Founded in 1971 by João Ricardo (singer/composer/violão/harmonica), who was soon joined by Ney Matogrosso (vocalist) and Gerson Conrad (vocalist/composer/violão), Secos & Molhados are inscribed in a privileged category of few bands and musicians who led Brazil from bossa nova through tropicália and then to Brazilian rock, a style that only blossomed in the '80s. Much of the group's importance, apart from the huge success of its first album, which sold 700,000 copies in 1973, was the heavy use of stage makeup and dramatic elements. These served as reference for a generation of underground bands that wouldn't accept MPB as their expression, finally drawing a definite outlook in Brazilian music in the '80s through collective contribution.

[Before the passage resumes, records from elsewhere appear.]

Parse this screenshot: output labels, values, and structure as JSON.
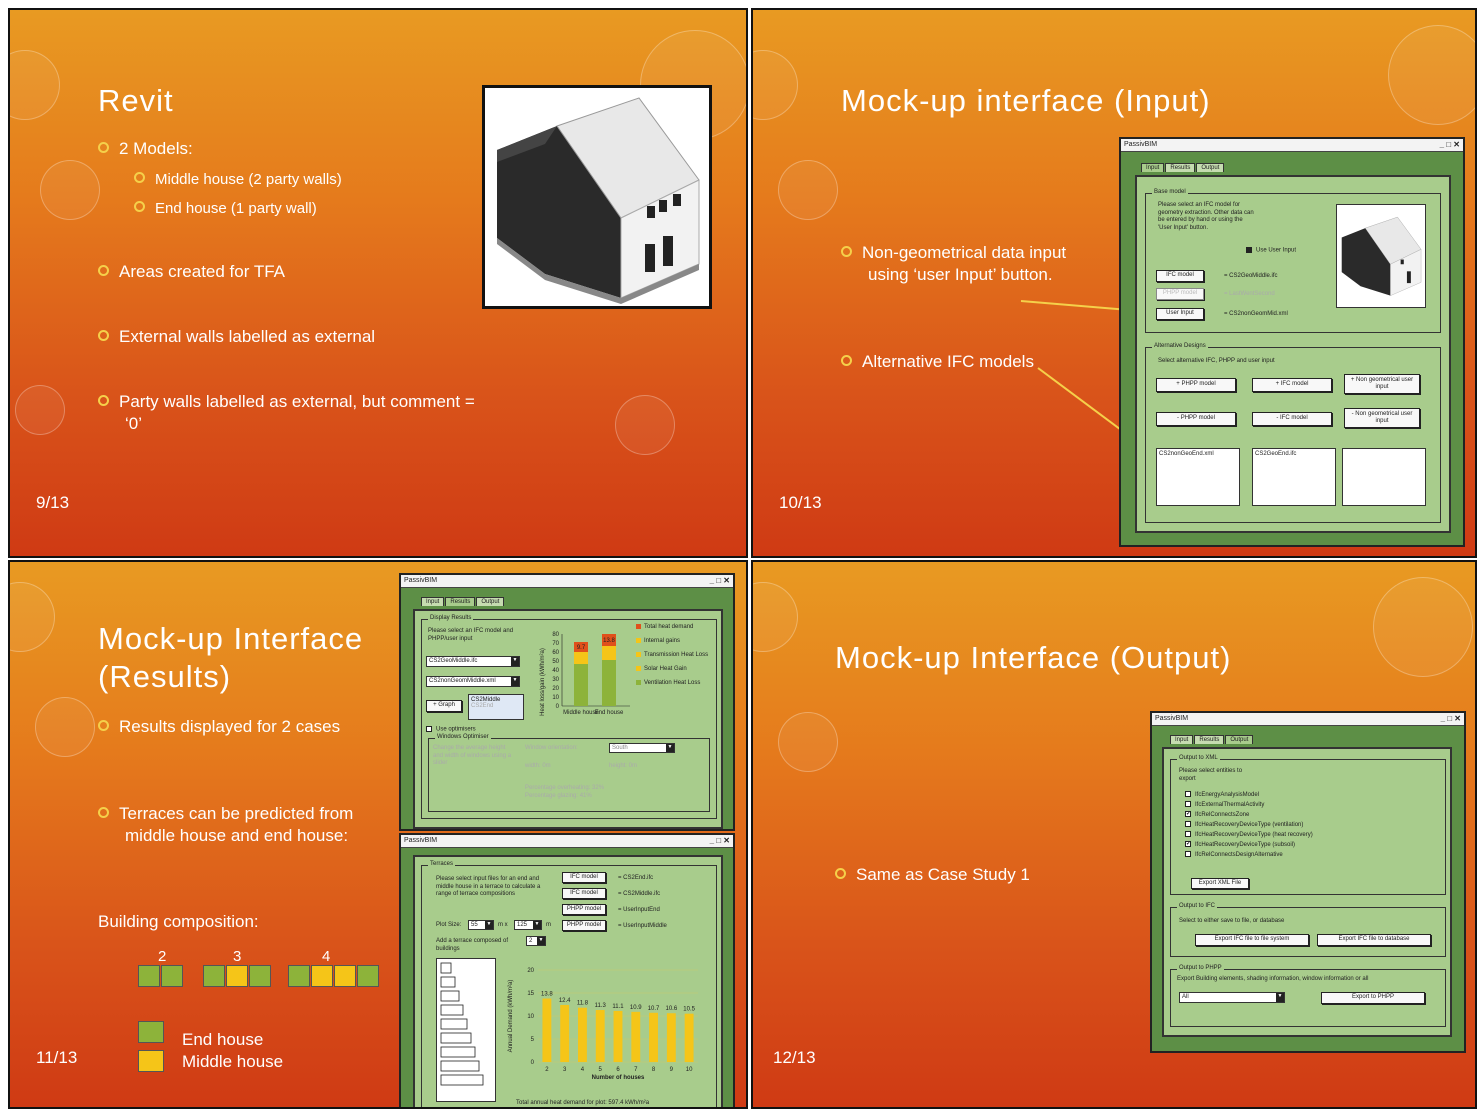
{
  "slide1": {
    "title": "Revit",
    "bullets": [
      "2 Models:",
      "Areas created for TFA",
      "External walls labelled as external",
      "Party walls labelled as external, but comment = ‘0’"
    ],
    "sub_bullets": [
      "Middle house (2 party walls)",
      "End house (1 party wall)"
    ],
    "page": "9/13"
  },
  "slide2": {
    "title": "Mock-up interface (Input)",
    "bullets": [
      "Non-geometrical data input using ‘user Input’ button.",
      "Alternative IFC models"
    ],
    "page": "10/13",
    "window": {
      "app": "PassivBIM",
      "controls": "_ □ ✕",
      "tabs": [
        "Input",
        "Results",
        "Output"
      ],
      "base_group": "Base model",
      "base_text": "Please select an IFC model for geometry extraction. Other data can be entered by hand or using the 'User Input' button.",
      "use_user_input": "Use User Input",
      "ifc_btn": "IFC model",
      "ifc_val": "= CS2GeoMiddle.ifc",
      "phpp_btn": "PHPP model",
      "phpp_val": "= LastWentSecond",
      "user_btn": "User Input",
      "user_val": "= CS2nonGeomMid.xml",
      "alt_group": "Alternative Designs",
      "alt_text": "Select alternative IFC, PHPP and user input",
      "add_phpp": "+ PHPP model",
      "add_ifc": "+ IFC model",
      "add_ng": "+ Non geometrical user input",
      "rem_phpp": "- PHPP model",
      "rem_ifc": "- IFC model",
      "rem_ng": "- Non geometrical user input",
      "list1": "CS2nonGeoEnd.xml",
      "list2": "CS2GeoEnd.ifc"
    }
  },
  "slide3": {
    "title_line1": "Mock-up Interface",
    "title_line2": "(Results)",
    "bullets": [
      "Results displayed for 2 cases",
      "Terraces can be predicted from middle house and end house:"
    ],
    "composition_label": "Building composition:",
    "comp_numbers": [
      "2",
      "3",
      "4"
    ],
    "legend": [
      "End house",
      "Middle house"
    ],
    "legend_colors": [
      "#8db33a",
      "#f5c518"
    ],
    "page": "11/13",
    "win1": {
      "app": "PassivBIM",
      "controls": "_ □ ✕",
      "tabs": [
        "Input",
        "Results",
        "Output"
      ],
      "group": "Display Results",
      "text": "Please select an IFC model and PHPP/user input",
      "sel1": "CS2GeoMiddle.ifc",
      "sel2": "CS2nonGeomMiddle.xml",
      "graph_btn": "+ Graph",
      "list_a": "CS2Middle",
      "list_b": "CS2End",
      "use_opt": "Use optimisers",
      "opt_group": "Windows Optimiser",
      "opt_text": "Change the average height and width of windows using a slider",
      "orient_label": "Window orientation:",
      "orient_val": "South",
      "width_label": "width: 0m",
      "height_label": "height: 0m",
      "pct_overheat": "Percentage overheating: 32%",
      "pct_glazing": "Percentage glazing: 41%",
      "ylabel": "Heat loss/gain (kWh/m²a)",
      "yticks": [
        "80",
        "70",
        "60",
        "50",
        "40",
        "30",
        "20",
        "10",
        "0"
      ],
      "categories": [
        "Middle house",
        "End house"
      ],
      "bar_labels": [
        "9.7",
        "13.8"
      ],
      "legend": [
        "Total heat demand",
        "Internal gains",
        "Transmission Heat Loss",
        "Solar Heat Gain",
        "Ventilation Heat Loss"
      ],
      "legend_colors": [
        "#e0501b",
        "#f5c518",
        "#f5c518",
        "#f5c518",
        "#8db33a"
      ]
    },
    "win2": {
      "app": "PassivBIM",
      "controls": "_ □ ✕",
      "group": "Terraces",
      "text": "Please select input files for an end and middle house in a terrace to calculate a range of terrace compositions",
      "ifc1_btn": "IFC model",
      "ifc1_val": "= CS2End.ifc",
      "ifc2_btn": "IFC model",
      "ifc2_val": "= CS2Middle.ifc",
      "phpp1_btn": "PHPP model",
      "phpp1_val": "= UserInputEnd",
      "phpp2_btn": "PHPP model",
      "phpp2_val": "= UserInputMiddle",
      "plot_label": "Plot Size:",
      "plot_w": "55",
      "plot_x": "m x",
      "plot_h": "125",
      "plot_unit": "m",
      "add_label": "Add a terrace composed of",
      "add_val": "2",
      "add_unit": "buildings",
      "footer": "Total annual heat demand for plot: 597.4 kWh/m²a"
    }
  },
  "chart_data": {
    "type": "bar",
    "categories": [
      "2",
      "3",
      "4",
      "5",
      "6",
      "7",
      "8",
      "9",
      "10"
    ],
    "values": [
      13.8,
      12.4,
      11.8,
      11.3,
      11.1,
      10.9,
      10.7,
      10.6,
      10.5
    ],
    "xlabel": "Number of houses",
    "ylabel": "Annual Demand (kWh/m²a)",
    "ylim": [
      0,
      20
    ],
    "yticks": [
      "20",
      "15",
      "10",
      "5",
      "0"
    ],
    "bar_color": "#f5c518"
  },
  "slide4": {
    "title": "Mock-up Interface (Output)",
    "bullets": [
      "Same as Case Study 1"
    ],
    "page": "12/13",
    "window": {
      "app": "PassivBIM",
      "controls": "_ □ ✕",
      "tabs": [
        "Input",
        "Results",
        "Output"
      ],
      "xml_group": "Output to XML",
      "xml_text": "Please select entities to export",
      "entities": [
        {
          "label": "IfcEnergyAnalysisModel",
          "checked": false
        },
        {
          "label": "IfcExternalThermalActivity",
          "checked": false
        },
        {
          "label": "IfcRelConnectsZone",
          "checked": true
        },
        {
          "label": "IfcHeatRecoveryDeviceType (ventilation)",
          "checked": false
        },
        {
          "label": "IfcHeatRecoveryDeviceType (heat recovery)",
          "checked": false
        },
        {
          "label": "IfcHeatRecoveryDeviceType (subsoil)",
          "checked": true
        },
        {
          "label": "IfcRelConnectsDesignAlternative",
          "checked": false
        }
      ],
      "export_xml": "Export XML File",
      "ifc_group": "Output to IFC",
      "ifc_text": "Select to either save to file, or database",
      "export_ifc_file": "Export IFC file to file system",
      "export_ifc_db": "Export IFC file to database",
      "phpp_group": "Output to PHPP",
      "phpp_text": "Export Building elements, shading information, window information or all",
      "phpp_sel": "All",
      "export_phpp": "Export to PHPP"
    }
  }
}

João Ricardo, a journalist from the newspaper Última Hora (São Paulo), leader and founder of Secos & Molhados, was born in Ponte do Lima, Portugal in 1949. His father, poet/critic João Apolinário, was a major influence in his literary life, and would even contribute lyrics to two songs on the group's debut album, and one on the follow-up. Secos & Molhados ("dry and wet goods," a typical upcountry warehouse) were devised by Ricardo, who found in his two partners the perfect vehicles for his concepts. Ney, who would explode on the stage with his magnetic presence, his counter-tenor voice, and his extravagant androgynous outfit, remaining as the only successful artist of the trio after the end of the group, was introduced by singer/composer Luli, a common friend; Gerson was already a neighbor and friend of Ricardo's.

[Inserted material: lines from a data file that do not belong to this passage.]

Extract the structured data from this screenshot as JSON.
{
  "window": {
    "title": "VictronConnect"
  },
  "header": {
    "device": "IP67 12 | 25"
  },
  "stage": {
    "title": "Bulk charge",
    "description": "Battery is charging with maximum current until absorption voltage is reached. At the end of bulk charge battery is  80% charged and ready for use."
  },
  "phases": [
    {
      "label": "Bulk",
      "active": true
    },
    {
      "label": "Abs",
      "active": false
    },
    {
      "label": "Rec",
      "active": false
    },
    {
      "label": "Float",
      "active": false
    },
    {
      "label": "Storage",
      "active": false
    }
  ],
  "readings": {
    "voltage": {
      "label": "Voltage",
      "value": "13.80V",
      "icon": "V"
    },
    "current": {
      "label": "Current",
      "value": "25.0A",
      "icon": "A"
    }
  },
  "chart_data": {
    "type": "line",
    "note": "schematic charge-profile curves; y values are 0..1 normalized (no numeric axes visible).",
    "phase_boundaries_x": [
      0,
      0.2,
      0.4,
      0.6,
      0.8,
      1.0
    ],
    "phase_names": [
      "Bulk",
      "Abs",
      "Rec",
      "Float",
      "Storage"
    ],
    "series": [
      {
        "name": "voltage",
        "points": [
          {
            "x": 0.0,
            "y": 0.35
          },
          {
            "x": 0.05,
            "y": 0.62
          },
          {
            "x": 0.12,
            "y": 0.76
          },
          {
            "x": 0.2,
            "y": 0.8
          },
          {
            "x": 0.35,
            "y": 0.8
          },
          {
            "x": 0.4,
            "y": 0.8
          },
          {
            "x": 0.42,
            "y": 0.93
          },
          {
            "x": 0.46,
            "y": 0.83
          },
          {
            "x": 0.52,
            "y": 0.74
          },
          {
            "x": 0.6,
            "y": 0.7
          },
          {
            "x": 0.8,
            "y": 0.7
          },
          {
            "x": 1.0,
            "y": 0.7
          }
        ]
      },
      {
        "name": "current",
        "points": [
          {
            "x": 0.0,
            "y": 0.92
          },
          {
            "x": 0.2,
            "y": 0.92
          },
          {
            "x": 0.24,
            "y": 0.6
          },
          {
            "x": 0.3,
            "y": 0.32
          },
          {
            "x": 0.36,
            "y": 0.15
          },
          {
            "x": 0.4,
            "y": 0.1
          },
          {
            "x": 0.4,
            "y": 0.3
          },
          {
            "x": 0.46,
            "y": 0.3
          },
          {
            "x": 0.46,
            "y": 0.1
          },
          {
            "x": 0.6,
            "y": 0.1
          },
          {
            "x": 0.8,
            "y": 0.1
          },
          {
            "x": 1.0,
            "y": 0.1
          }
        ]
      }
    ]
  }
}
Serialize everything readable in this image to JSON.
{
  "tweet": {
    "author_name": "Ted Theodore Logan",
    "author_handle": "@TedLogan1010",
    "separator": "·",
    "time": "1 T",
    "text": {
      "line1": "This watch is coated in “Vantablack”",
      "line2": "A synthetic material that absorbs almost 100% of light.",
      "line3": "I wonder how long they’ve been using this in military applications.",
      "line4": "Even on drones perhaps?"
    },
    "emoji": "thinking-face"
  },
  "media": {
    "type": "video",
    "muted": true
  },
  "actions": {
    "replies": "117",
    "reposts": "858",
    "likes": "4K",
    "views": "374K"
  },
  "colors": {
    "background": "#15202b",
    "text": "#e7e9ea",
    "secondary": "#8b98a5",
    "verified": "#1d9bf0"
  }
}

In December 1972, the group did a successful series of shows in the nightclub Casa de Badalação e Tédio (São Paulo). With the presence of Ney, the spectacle was highly visual, dynamic, and energetic, exploring in a sexually ambiguous way the new sounds of the band. Texts of important poets like Cassiano Ricardo, Manuel Bandeira, Solano Trindade, and Vinícius de Moraes were used as song lyrics, which was unusual. In 1973, the group's success in live appearances yielded an invitation from Continental, and Secos & Molhados was recorded. The album sold 700,000 copies, a nationwide hit. Among the packed shows that followed, especially deserving of mention is the one performed in the Maracanãzinho stadium for 25,000 people (which was recorded and released in 1980), and in the Presidente Médici Gymnasium in Brasília.

The following year, the group was featured on Mexican TV, and recorded a second LP, also titled Secos & Molhados, which also sold very well. Secos & Molhados could have anticipated Brazilian rock, but were dissolved before that could happen, in 1974. Disagreements about finances arose between Gerson and Ney, and between father and son, who were directly responsible for the disbanding. João Ricardo released an album in 1975, João Ricardo (Philips), and tried to resurrect the band four times, always with a different formation and no original members. Gerson continued to perform and record, and Ney departed for a highly successful career, ultimately exhibiting a true reverence for MPB.